Ia menjelaskan, penyu-penyu tersebut mati dalam kondisi akut atau mendadak, diduga karena terkontaminasi material yang berwarna aspal, dan penyu itu keracunan yang terjadi pada habitat pakannya.
"Kamis sudah survei melalui udara atau drone, tetapi tidak menemukan sumber pencemaran tar aspal tersebut. Tetapi sebelumnya kami menemukan gumpalan hitam yang melekat di sampah-smpah seperti botol," ungkapnya.
Baca juga: Masyarakat sedih kematian penyu karena sampah
Menurut dia, dari hasil pantauan di lapangan, pihaknya banyak menemukan partikel aspal yang melekat di sampah-sampah di pesisir Pantai Paloh.
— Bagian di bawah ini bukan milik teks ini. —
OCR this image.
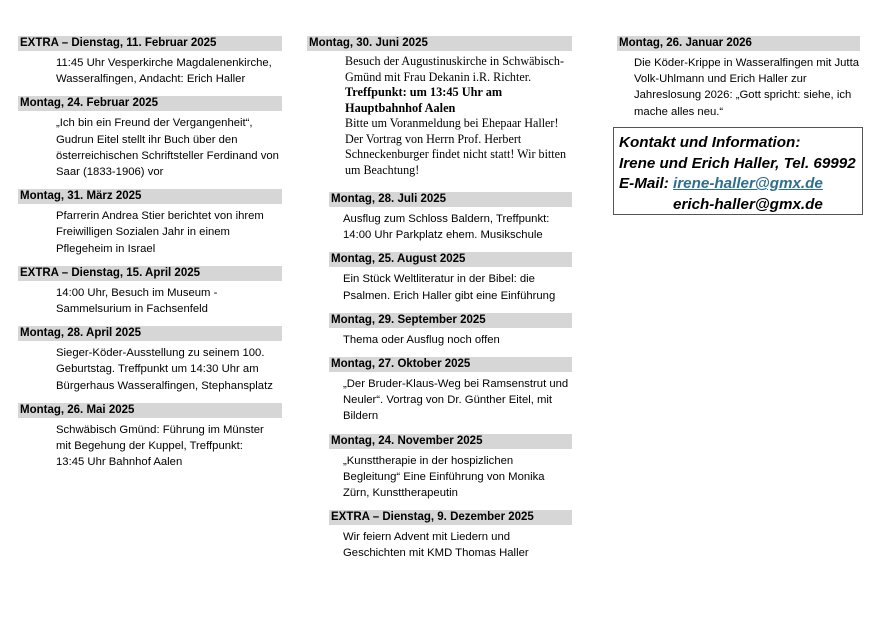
EXTRA – Dienstag, 11. Februar 2025
11:45 Uhr Vesperkirche Magdalenenkirche, Wasseralfingen, Andacht: Erich Haller
Montag, 24. Februar 2025
„Ich bin ein Freund der Vergangenheit“, Gudrun Eitel stellt ihr Buch über den österreichischen Schriftsteller Ferdinand von Saar (1833-1906) vor
Montag, 31. März 2025
Pfarrerin Andrea Stier berichtet von ihrem Freiwilligen Sozialen Jahr in einem Pflegeheim in Israel
EXTRA – Dienstag, 15. April 2025
14:00 Uhr, Besuch im Museum -Sammelsurium in Fachsenfeld
Montag, 28. April 2025
Sieger-Köder-Ausstellung zu seinem 100. Geburtstag. Treffpunkt um 14:30 Uhr am Bürgerhaus Wasseralfingen, Stephansplatz
Montag, 26. Mai 2025
Schwäbisch Gmünd: Führung im Münster mit Begehung der Kuppel, Treffpunkt: 13:45 Uhr Bahnhof Aalen
Montag, 30. Juni 2025

Besuch der Augustinuskirche in Schwäbisch-Gmünd mit Frau Dekanin i.R. Richter.

Treffpunkt: um 13:45 Uhr am Hauptbahnhof Aalen

Bitte um Voranmeldung bei Ehepaar Haller!

Der Vortrag von Herrn Prof. Herbert Schneckenburger findet nicht statt! Wir bitten um Beachtung!

Montag, 28. Juli 2025
Ausflug zum Schloss Baldern, Treffpunkt: 14:00 Uhr Parkplatz ehem. Musikschule
Montag, 25. August 2025
Ein Stück Weltliteratur in der Bibel: die Psalmen. Erich Haller gibt eine Einführung
Montag, 29. September 2025
Thema oder Ausflug noch offen
Montag, 27. Oktober 2025
„Der Bruder-Klaus-Weg bei Ramsenstrut und Neuler“. Vortrag von Dr. Günther Eitel, mit Bildern
Montag, 24. November 2025
„Kunsttherapie in der hospizlichen Begleitung“ Eine Einführung von Monika Zürn, Kunsttherapeutin
EXTRA – Dienstag, 9. Dezember 2025
Wir feiern Advent mit Liedern und Geschichten mit KMD Thomas Haller
Montag, 26. Januar 2026
Die Köder-Krippe in Wasseralfingen mit Jutta Volk-Uhlmann und Erich Haller zur Jahreslosung 2026: „Gott spricht: siehe, ich mache alles neu.“
Kontakt und Information:
Irene und Erich Haller, Tel. 69992
E-Mail: irene-haller@gmx.de
erich-haller@gmx.de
Sementara itu, tercatat sebanyak 21 penyu hijau dan sisik mati sepanjang bulan Februari hingga April 2018, yang diduga karena keracunan sejenis tar aspal di kawasan perairan Pantai Paloh, Kabupaten Sambas, Kalbar.
Sebelumnya, BKSD Kalbar, mencatat jumlah penyu yang bertelur di kawasan pesisir Pantai Paloh memprihatinkan lantaran berkurang drastis.
Kepala Kantor Seksi Konservasi Wilayah III Singkawang, BKSDA Kalbar, Dani Arief Wahyudi mengatakan, jumlah penyu baik penyu hijau dan sisik yang bertelur di sepanjang pesisir Pantai Paloh berkurang drastis.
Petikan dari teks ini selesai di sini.